X

Fox News goes to the Apple store and finds apocalypse

Technically Incorrect: The O'Reilly Factor sends its witty correspondent to the Apple store in order to see if the machines are taking over the world. (They are.)

Chris Matyszczyk
2 min read

Technically Incorrect offers a slightly twisted take on the tech that's taken over our lives.


oreil.jpg
She likes to look at iPads in the Apple store. IamYesYes/YouTube screenshot by Chris Matyszczyk/CNET

As the world spins toward its future, or perhaps its end, we wonder whether the machines are truly our best friends.

The bastion of fairness and balance, Fox News, went to the heart of the technological revolution in order to see whether humans are even humans anymore.

So it sent the O'Reilly Factor's Jesse Watters to wade beyond Cupertino's image and to identify humanity's current state.

It wasn't good. The state, I mean, not the segment (which was of another level of quality altogether).

You had a feeling things weren't going to go Apple's way when the segment began with Bill O'Reilly sitting in front of a large sign that read: "Apple Store Madness."

O'Reilly began with his usual sense of calm objectivity: "To me, this high-tech stuff is like opium. People become addicted and spend much of their lives on these crazy machines."

He then added: "And nowhere is that more on display than in the Apple store."

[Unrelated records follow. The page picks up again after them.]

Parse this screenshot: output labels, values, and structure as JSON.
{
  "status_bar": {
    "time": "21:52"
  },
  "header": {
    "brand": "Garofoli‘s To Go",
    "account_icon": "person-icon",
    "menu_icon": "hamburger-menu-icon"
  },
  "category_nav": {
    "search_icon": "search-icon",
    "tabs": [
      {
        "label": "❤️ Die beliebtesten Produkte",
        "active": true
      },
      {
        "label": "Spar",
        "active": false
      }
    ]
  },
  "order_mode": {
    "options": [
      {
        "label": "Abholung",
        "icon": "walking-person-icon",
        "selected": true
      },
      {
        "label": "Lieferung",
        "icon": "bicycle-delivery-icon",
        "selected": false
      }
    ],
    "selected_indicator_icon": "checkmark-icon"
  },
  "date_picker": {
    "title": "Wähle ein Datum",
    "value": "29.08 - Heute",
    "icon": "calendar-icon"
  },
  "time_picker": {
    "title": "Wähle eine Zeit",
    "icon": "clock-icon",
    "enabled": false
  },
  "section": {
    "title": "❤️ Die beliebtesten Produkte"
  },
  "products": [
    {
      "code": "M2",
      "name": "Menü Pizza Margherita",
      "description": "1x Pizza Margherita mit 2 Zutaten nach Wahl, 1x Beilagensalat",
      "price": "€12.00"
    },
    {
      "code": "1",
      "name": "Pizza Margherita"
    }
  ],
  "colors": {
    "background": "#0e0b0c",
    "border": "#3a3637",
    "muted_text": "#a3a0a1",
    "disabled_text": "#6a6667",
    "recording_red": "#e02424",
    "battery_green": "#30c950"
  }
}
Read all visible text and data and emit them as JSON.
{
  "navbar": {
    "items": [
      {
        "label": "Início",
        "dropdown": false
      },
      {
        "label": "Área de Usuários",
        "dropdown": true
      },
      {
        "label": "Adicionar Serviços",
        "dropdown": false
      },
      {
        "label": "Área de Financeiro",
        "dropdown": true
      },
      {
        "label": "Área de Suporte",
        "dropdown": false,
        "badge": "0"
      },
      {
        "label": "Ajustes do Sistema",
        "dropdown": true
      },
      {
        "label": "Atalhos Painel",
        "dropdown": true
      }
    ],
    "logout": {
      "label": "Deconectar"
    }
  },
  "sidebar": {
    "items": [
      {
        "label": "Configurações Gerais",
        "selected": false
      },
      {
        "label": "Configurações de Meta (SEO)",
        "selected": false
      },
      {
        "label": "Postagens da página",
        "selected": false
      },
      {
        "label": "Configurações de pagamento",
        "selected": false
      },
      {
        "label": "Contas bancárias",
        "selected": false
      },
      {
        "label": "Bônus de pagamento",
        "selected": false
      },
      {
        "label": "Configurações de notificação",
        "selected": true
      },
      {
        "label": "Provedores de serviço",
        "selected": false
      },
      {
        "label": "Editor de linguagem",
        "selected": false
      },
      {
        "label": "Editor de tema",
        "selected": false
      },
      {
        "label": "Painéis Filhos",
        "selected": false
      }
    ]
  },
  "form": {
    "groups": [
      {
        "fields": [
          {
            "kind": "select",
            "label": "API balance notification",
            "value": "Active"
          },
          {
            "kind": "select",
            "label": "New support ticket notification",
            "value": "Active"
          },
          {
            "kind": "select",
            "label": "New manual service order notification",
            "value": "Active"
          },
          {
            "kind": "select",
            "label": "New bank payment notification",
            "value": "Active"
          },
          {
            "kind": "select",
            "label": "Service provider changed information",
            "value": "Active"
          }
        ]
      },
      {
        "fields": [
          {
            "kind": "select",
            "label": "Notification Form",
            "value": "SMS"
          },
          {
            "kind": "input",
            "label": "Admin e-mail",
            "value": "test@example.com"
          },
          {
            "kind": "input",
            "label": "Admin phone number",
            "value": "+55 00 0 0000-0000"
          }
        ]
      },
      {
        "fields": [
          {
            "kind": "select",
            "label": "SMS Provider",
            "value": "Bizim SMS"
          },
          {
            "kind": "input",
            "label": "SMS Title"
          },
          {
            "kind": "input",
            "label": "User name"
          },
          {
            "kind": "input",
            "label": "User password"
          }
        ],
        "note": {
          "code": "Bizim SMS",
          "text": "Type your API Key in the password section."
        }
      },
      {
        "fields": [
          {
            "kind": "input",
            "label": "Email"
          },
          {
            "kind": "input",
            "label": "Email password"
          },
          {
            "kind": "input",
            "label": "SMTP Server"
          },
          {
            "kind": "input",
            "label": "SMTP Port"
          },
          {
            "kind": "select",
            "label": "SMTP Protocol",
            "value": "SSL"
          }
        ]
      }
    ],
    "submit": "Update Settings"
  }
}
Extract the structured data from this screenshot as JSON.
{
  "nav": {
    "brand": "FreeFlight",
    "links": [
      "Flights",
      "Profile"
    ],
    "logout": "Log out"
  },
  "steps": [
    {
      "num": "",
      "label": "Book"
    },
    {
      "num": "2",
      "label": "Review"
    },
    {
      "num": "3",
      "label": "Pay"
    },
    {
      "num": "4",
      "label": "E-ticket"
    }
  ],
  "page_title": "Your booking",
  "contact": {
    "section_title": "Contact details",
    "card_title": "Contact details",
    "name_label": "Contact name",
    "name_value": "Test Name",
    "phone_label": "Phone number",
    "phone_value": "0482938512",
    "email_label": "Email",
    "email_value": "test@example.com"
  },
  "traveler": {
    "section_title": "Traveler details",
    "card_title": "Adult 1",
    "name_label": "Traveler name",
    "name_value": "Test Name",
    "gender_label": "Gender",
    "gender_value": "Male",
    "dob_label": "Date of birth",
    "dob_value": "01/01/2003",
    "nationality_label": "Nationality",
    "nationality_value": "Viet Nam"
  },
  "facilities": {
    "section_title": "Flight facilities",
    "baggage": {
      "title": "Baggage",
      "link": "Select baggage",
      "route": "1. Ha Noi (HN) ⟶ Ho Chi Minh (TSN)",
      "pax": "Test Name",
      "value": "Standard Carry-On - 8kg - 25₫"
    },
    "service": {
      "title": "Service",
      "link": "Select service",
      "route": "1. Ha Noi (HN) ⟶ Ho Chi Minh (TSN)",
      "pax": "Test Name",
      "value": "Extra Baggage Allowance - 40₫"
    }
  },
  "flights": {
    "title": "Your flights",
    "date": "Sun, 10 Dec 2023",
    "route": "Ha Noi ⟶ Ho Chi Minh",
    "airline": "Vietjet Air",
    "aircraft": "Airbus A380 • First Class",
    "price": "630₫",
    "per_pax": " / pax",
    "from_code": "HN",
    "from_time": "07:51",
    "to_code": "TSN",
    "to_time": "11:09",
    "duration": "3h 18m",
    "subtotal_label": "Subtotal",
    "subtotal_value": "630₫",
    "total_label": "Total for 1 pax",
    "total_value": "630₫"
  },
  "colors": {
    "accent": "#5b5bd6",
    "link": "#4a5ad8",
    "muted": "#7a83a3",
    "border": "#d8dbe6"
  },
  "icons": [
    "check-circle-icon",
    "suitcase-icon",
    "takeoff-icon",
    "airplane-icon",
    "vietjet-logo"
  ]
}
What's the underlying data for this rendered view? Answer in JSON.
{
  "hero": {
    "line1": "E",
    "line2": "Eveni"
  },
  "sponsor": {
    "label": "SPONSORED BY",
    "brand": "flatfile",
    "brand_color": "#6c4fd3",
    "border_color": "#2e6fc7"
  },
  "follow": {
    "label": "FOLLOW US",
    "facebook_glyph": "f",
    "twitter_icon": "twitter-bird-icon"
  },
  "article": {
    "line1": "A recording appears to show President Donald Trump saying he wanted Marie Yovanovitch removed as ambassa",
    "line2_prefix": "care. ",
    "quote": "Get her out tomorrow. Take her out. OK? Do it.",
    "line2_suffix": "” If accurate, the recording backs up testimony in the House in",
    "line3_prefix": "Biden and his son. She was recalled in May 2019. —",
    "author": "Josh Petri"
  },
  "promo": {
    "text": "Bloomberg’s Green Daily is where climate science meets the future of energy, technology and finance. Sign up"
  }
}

It seemed, though, that Watters and his crew weren't actually allowed to film in the Apple store. Instead, he stood outside and asked people about their obsessional proclivities. They were happy to provide him with fine fodder.

A woman told him she spent her time in there just looking at iPads. A couple admitted they stared at their phone screens all day. And then, of course, the innocents were presented with the choice of either giving up Apple products for a week or sex for the same period. (It wasn't specified whether they had to give up sex with a specific person.)

You just know what they chose -- well, the ones that made the cut anyway.

"Is it as bad as I think it is?" O'Reilly asked Watters at the end. He didn't mean the show, he meant the state of the world.

What could Watters say to O'Reilly's amiright? Bill's Bill of Being Right was passed by acclamation. (O'Reilly's concluding remark: "Then next 10 years -- wait'll you see the difference in the country. It's already getting desperate.")

It seemed from Watters' questioning of the Apple store customers that he wanted to prove not only that they were enslaved by their gadgets, but that they knew nothing of the outside world.

Yes, many of them couldn't name the vice president. This, quite clearly, was the gadgets' fault, as opposed to, oh, the fault of venal, trust-free politicians or cynical, windbag TV stations.

So there we have it. We are all doomed. It is the gadgets' fault. And most of all, apparently, it is Apple's fault.